Bei der Zusammenarbeit im Zollwesen wurden sowohl in Bezug auf die Humanressourcen (Umstrukturierung und Intensivierung der Schulungsmaßnahmen für die Mitarbeiter) als auch auf die technischen Kapazitäten (neue Ausrüstungen, Umstellung auf EDV) Fortschritte erzielt. Im Hinblick auf den Beitritt zum Übereinkommen über die gegenseitige Amtshilfe und Zusammenarbeit der Zollverwaltungen muss sich Zypern zusätzlich um eine stärkere Effizienz der Zollkontrollen bemühen.
Insgesamt arbeitet die Abteilung Zoll- und Verbrauchsteuern eng mit den Zollverwaltungen der Mitgliedstaaten zusammen. Im Dezember 2001 ratifizierte Zypern das Protokoll über gegenseitige Amtshilfe in Zollfragen zwischen Zypern und der Europäischen Gemeinschaft.

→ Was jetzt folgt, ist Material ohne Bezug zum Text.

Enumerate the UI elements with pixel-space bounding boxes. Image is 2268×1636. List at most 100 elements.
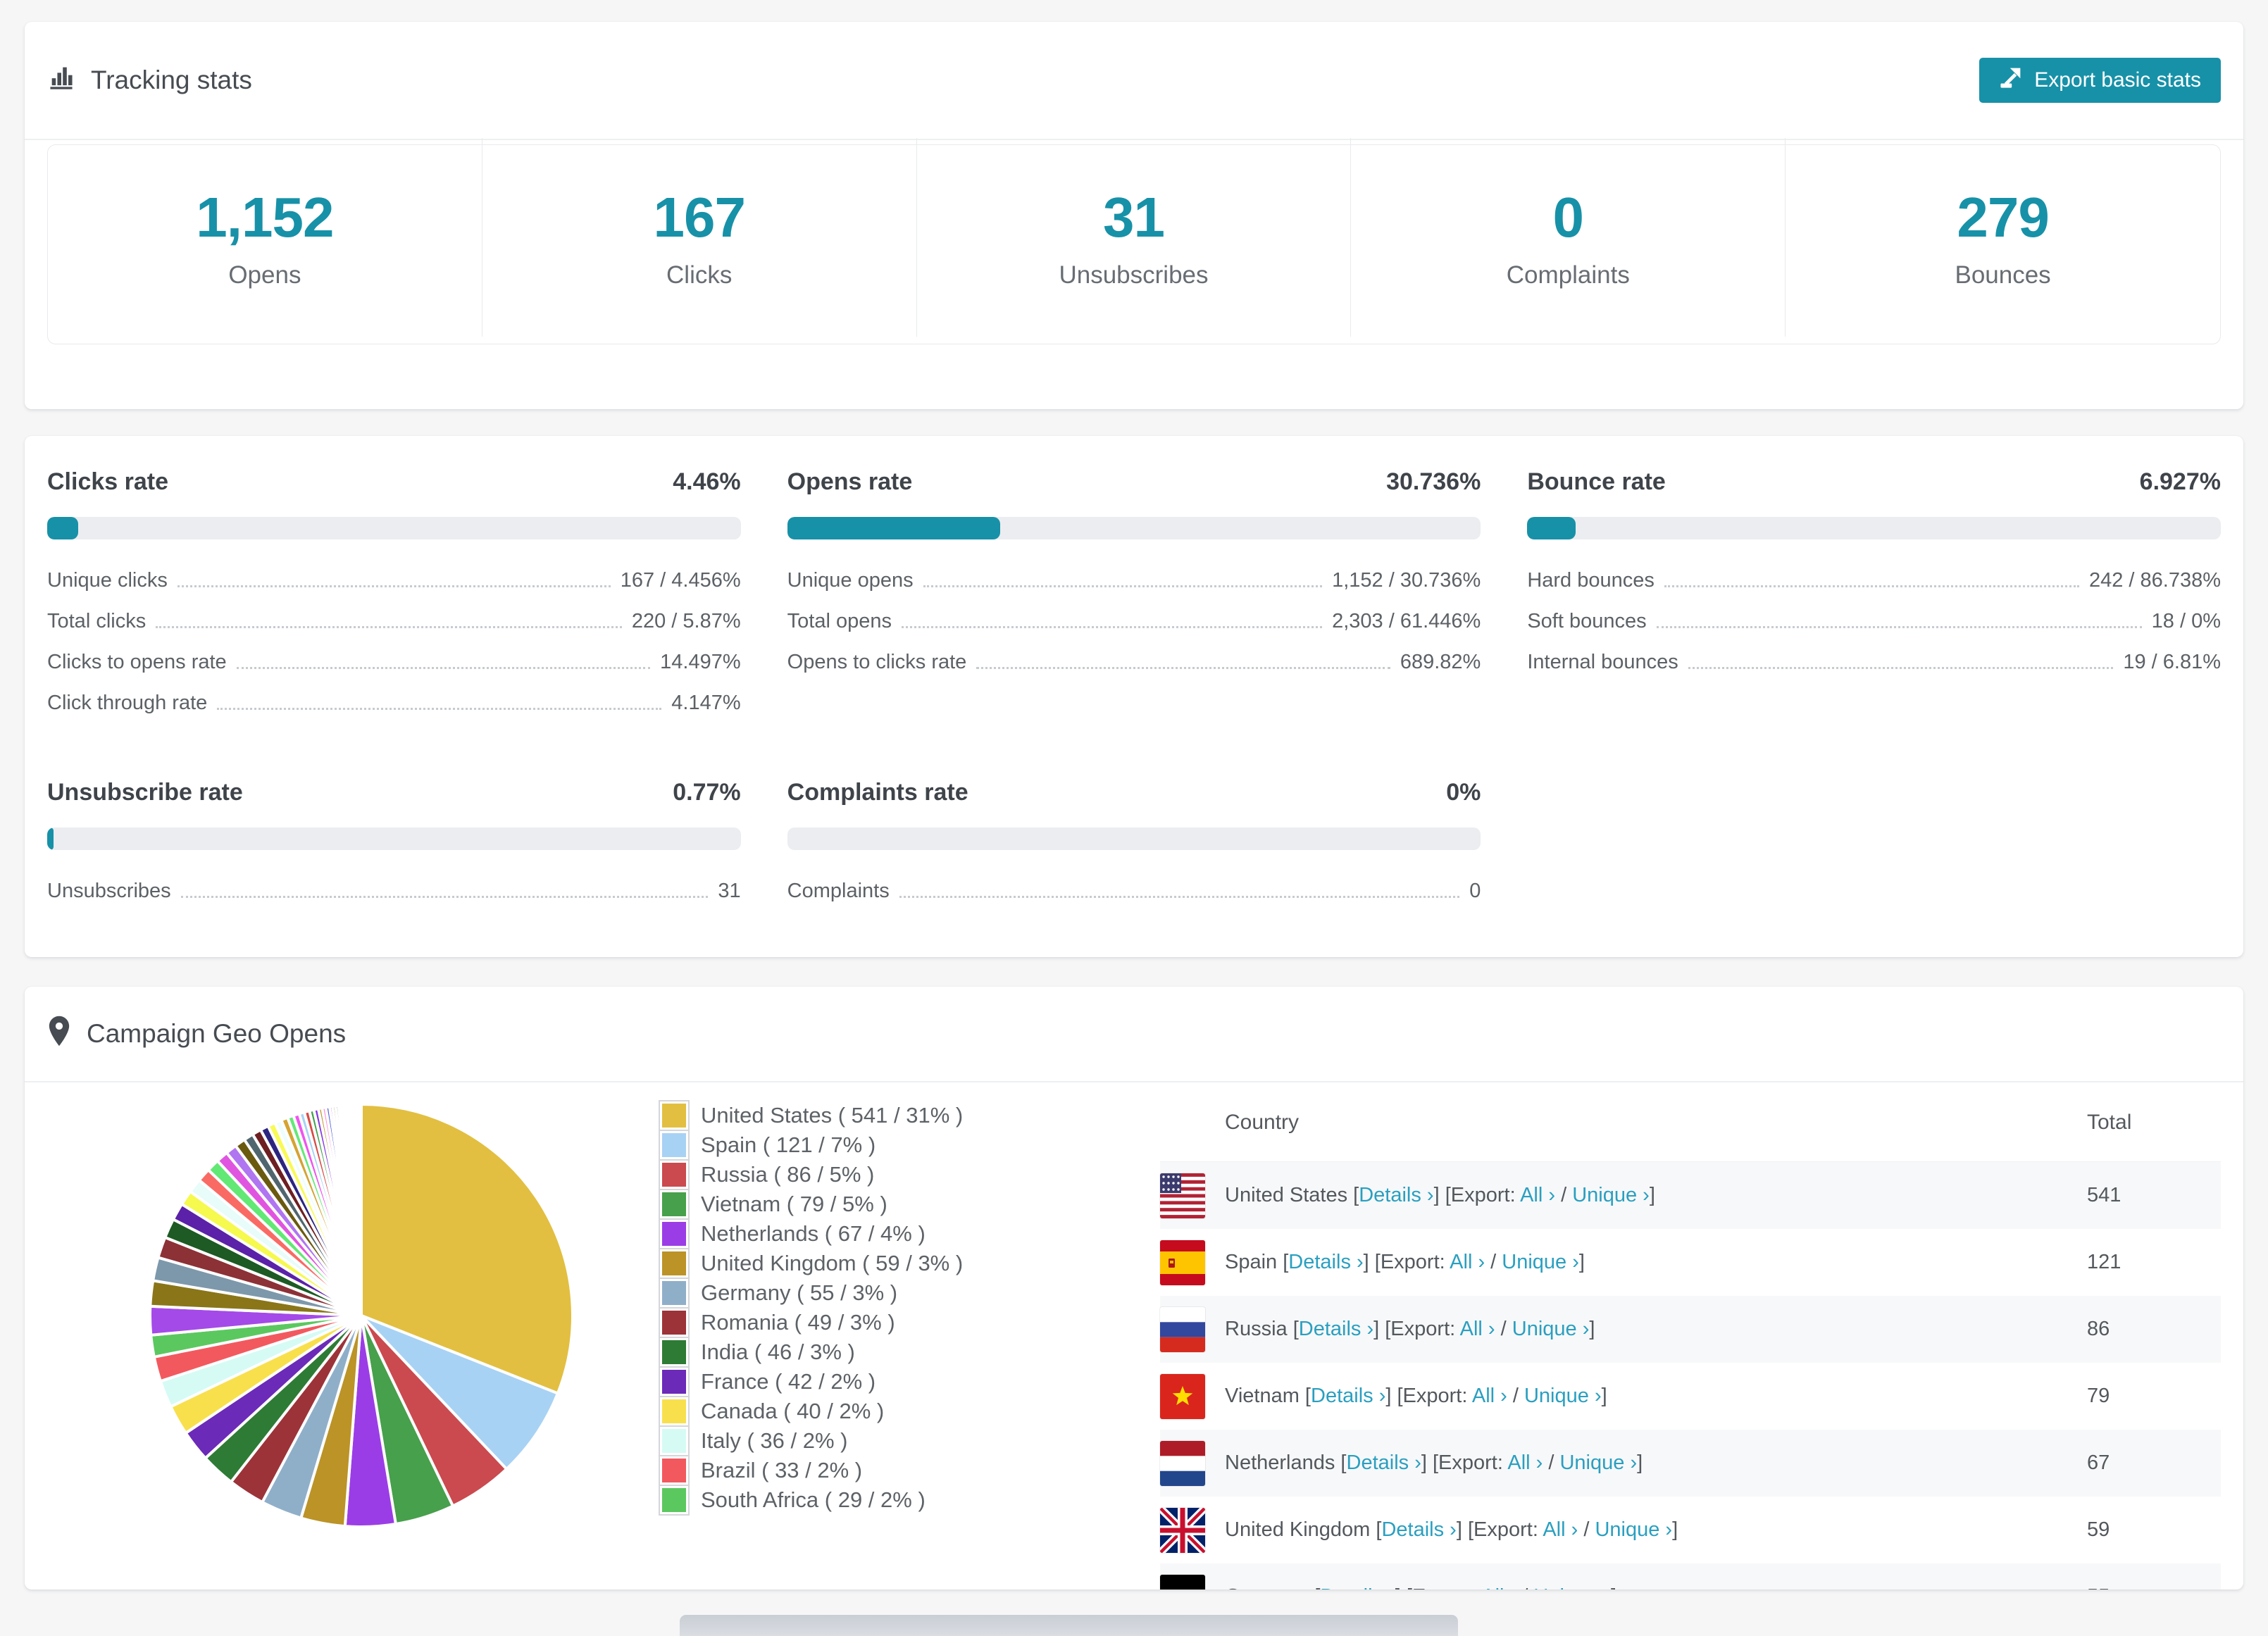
legend-color-chip <box>660 1161 688 1189</box>
country-row-united-kingdom: United Kingdom [Details ›] [Export: All … <box>1160 1497 2221 1563</box>
rate-row: Opens to clicks rate689.82% <box>787 652 1481 673</box>
dotted-leader <box>1664 585 2079 587</box>
rate-value: 30.736% <box>1386 468 1481 496</box>
export-all-link[interactable]: All › <box>1481 1585 1516 1590</box>
details-link[interactable]: Details › <box>1299 1318 1373 1340</box>
details-link[interactable]: Details › <box>1311 1385 1385 1407</box>
rate-section-bounce-rate: Bounce rate6.927%Hard bounces242 / 86.73… <box>1527 468 2221 734</box>
rate-row: Clicks to opens rate14.497% <box>47 652 741 673</box>
legend-item-russia: Russia ( 86 / 5% ) <box>660 1160 1160 1189</box>
progress-bar-fill <box>1527 517 1575 539</box>
bracket: ] <box>1611 1585 1616 1590</box>
stat-value: 31 <box>1103 185 1164 250</box>
separator: / <box>1516 1585 1533 1590</box>
rate-row-label: Soft bounces <box>1527 611 1646 632</box>
export-all-link[interactable]: All › <box>1507 1451 1543 1474</box>
details-link[interactable]: Details › <box>1288 1251 1363 1273</box>
legend-label: Germany ( 55 / 3% ) <box>701 1280 897 1306</box>
legend-label: India ( 46 / 3% ) <box>701 1340 855 1365</box>
rate-row-value: 689.82% <box>1400 652 1481 673</box>
rate-row-value: 220 / 5.87% <box>632 611 741 632</box>
export-unique-link[interactable]: Unique › <box>1524 1385 1602 1407</box>
summary-stats-row: 1,152Opens167Clicks31Unsubscribes0Compla… <box>47 144 2221 344</box>
export-unique-link[interactable]: Unique › <box>1512 1318 1590 1340</box>
horizontal-scrollbar-thumb[interactable] <box>680 1615 1458 1636</box>
export-unique-link[interactable]: Unique › <box>1559 1451 1637 1474</box>
bracket: ] [Export: <box>1373 1318 1460 1340</box>
dotted-leader <box>902 626 1322 628</box>
export-unique-link[interactable]: Unique › <box>1533 1585 1611 1590</box>
legend-label: United States ( 541 / 31% ) <box>701 1103 963 1128</box>
legend-color-chip <box>660 1456 688 1485</box>
legend-color-chip <box>660 1338 688 1366</box>
legend-label: Italy ( 36 / 2% ) <box>701 1428 847 1454</box>
legend-item-france: France ( 42 / 2% ) <box>660 1367 1160 1397</box>
geo-table-header: Country Total <box>1160 1084 2221 1162</box>
export-icon <box>1999 65 2023 95</box>
country-cell: Russia [Details ›] [Export: All › / Uniq… <box>1225 1318 1595 1341</box>
country-name: United States <box>1225 1184 1347 1206</box>
export-all-link[interactable]: All › <box>1460 1318 1495 1340</box>
export-unique-link[interactable]: Unique › <box>1595 1518 1672 1541</box>
country-total: 541 <box>2087 1184 2221 1207</box>
export-all-link[interactable]: All › <box>1472 1385 1507 1407</box>
rate-section-complaints-rate: Complaints rate0%Complaints0 <box>787 779 1481 922</box>
progress-bar <box>787 517 1481 539</box>
stat-box-bounces: 279Bounces <box>1786 138 2220 337</box>
bracket: ] <box>1672 1518 1678 1541</box>
rate-row: Complaints0 <box>787 881 1481 901</box>
separator: / <box>1485 1251 1502 1273</box>
legend-color-chip <box>660 1309 688 1337</box>
progress-bar <box>47 828 741 850</box>
rate-rows: Complaints0 <box>787 881 1481 901</box>
legend-color-chip <box>660 1397 688 1425</box>
details-link[interactable]: Details › <box>1359 1184 1433 1206</box>
rate-header: Unsubscribe rate0.77% <box>47 779 741 806</box>
campaign-geo-card: Campaign Geo Opens United States ( 541 /… <box>25 987 2243 1590</box>
rate-row-label: Unique clicks <box>47 570 168 591</box>
progress-bar-fill <box>787 517 1001 539</box>
export-unique-link[interactable]: Unique › <box>1502 1251 1579 1273</box>
details-link[interactable]: Details › <box>1381 1518 1456 1541</box>
rate-section-opens-rate: Opens rate 30.736% Unique opens1,152 / 30.… <box>787 468 1481 734</box>
stat-value: 167 <box>653 185 744 250</box>
legend-item-germany: Germany ( 55 / 3% ) <box>660 1278 1160 1308</box>
country-total: 121 <box>2087 1251 2221 1274</box>
legend-color-chip <box>660 1220 688 1248</box>
legend-label: Russia ( 86 / 5% ) <box>701 1162 874 1187</box>
dotted-leader <box>899 896 1459 898</box>
rate-row: Total opens2,303 / 61.446% <box>787 611 1481 632</box>
rate-title: Opens rate <box>787 468 913 496</box>
dotted-leader <box>177 585 611 587</box>
country-row-russia: Russia [Details ›] [Export: All › / Uniq… <box>1160 1296 2221 1363</box>
bracket: [ <box>1300 1385 1311 1407</box>
rate-row: Unique opens1,152 / 30.736% <box>787 570 1481 591</box>
rate-row-value: 2,303 / 61.446% <box>1332 611 1481 632</box>
bracket: [ <box>1347 1184 1359 1206</box>
stat-label: Unsubscribes <box>1059 261 1208 289</box>
rate-row-label: Click through rate <box>47 693 207 713</box>
country-name: Russia <box>1225 1318 1288 1340</box>
legend-label: Vietnam ( 79 / 5% ) <box>701 1192 887 1217</box>
details-link[interactable]: Details › <box>1347 1451 1421 1474</box>
bracket: ] [Export: <box>1364 1251 1450 1273</box>
geo-pie-chart[interactable] <box>47 1082 660 1537</box>
bracket: ] [Export: <box>1395 1585 1482 1590</box>
rate-row-label: Hard bounces <box>1527 570 1655 591</box>
rate-row-label: Total clicks <box>47 611 146 632</box>
country-total: 59 <box>2087 1518 2221 1542</box>
export-all-link[interactable]: All › <box>1543 1518 1578 1541</box>
export-unique-link[interactable]: Unique › <box>1572 1184 1650 1206</box>
country-cell: Germany [Details ›] [Export: All › / Uni… <box>1225 1585 1616 1590</box>
dotted-leader <box>923 585 1322 587</box>
separator: / <box>1578 1518 1595 1541</box>
legend-label: South Africa ( 29 / 2% ) <box>701 1487 926 1513</box>
details-link[interactable]: Details › <box>1320 1585 1395 1590</box>
country-cell: United Kingdom [Details ›] [Export: All … <box>1225 1518 1678 1542</box>
rate-rows: Unsubscribes31 <box>47 881 741 901</box>
export-all-link[interactable]: All › <box>1520 1184 1555 1206</box>
export-all-link[interactable]: All › <box>1450 1251 1485 1273</box>
export-basic-stats-button[interactable]: Export basic stats <box>1979 58 2221 103</box>
rates-grid: Clicks rate4.46%Unique clicks167 / 4.456… <box>47 468 2221 922</box>
rate-row: Hard bounces242 / 86.738% <box>1527 570 2221 591</box>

Im Bereich der justiziellen Zusammenarbeit in Zivil- und Strafsachen hat Zypern die meisten Übereinkommen bereits unterzeichnet. Im Februar 2001 wurden die Durchführungsvorschriften für das Europäische Übereinkommen über die Rechtshilfe in Strafsachen angenommen. Das Europäische Übereinkommen über die Übertragung der Strafverfolgung trat im März 2002 in Kraft. Jetzt muss Zypern in erster Linie die Umsetzung der Gemeinschaftsinstrumente im Bereich der gegenseitigen Anerkennung und Vollstreckung gerichtlicher Entscheidungen gewährleisten.

Mit der Ratifizierung des Europäischen Übereinkommens zum Schutz des Menschen bei der automatischen Verarbeitung personenbezogener Daten im Jahr 2002 hat Zypern alle Menschrechtsinstrumente, die zum Besitzstand im Bereich Justiz und Inneres gehören, ratifiziert.

Diese Kurzbeschreibung hat rein informativen Charakter. Sie dient weder der Auslegung noch ersetzt sie das Referenzdokument.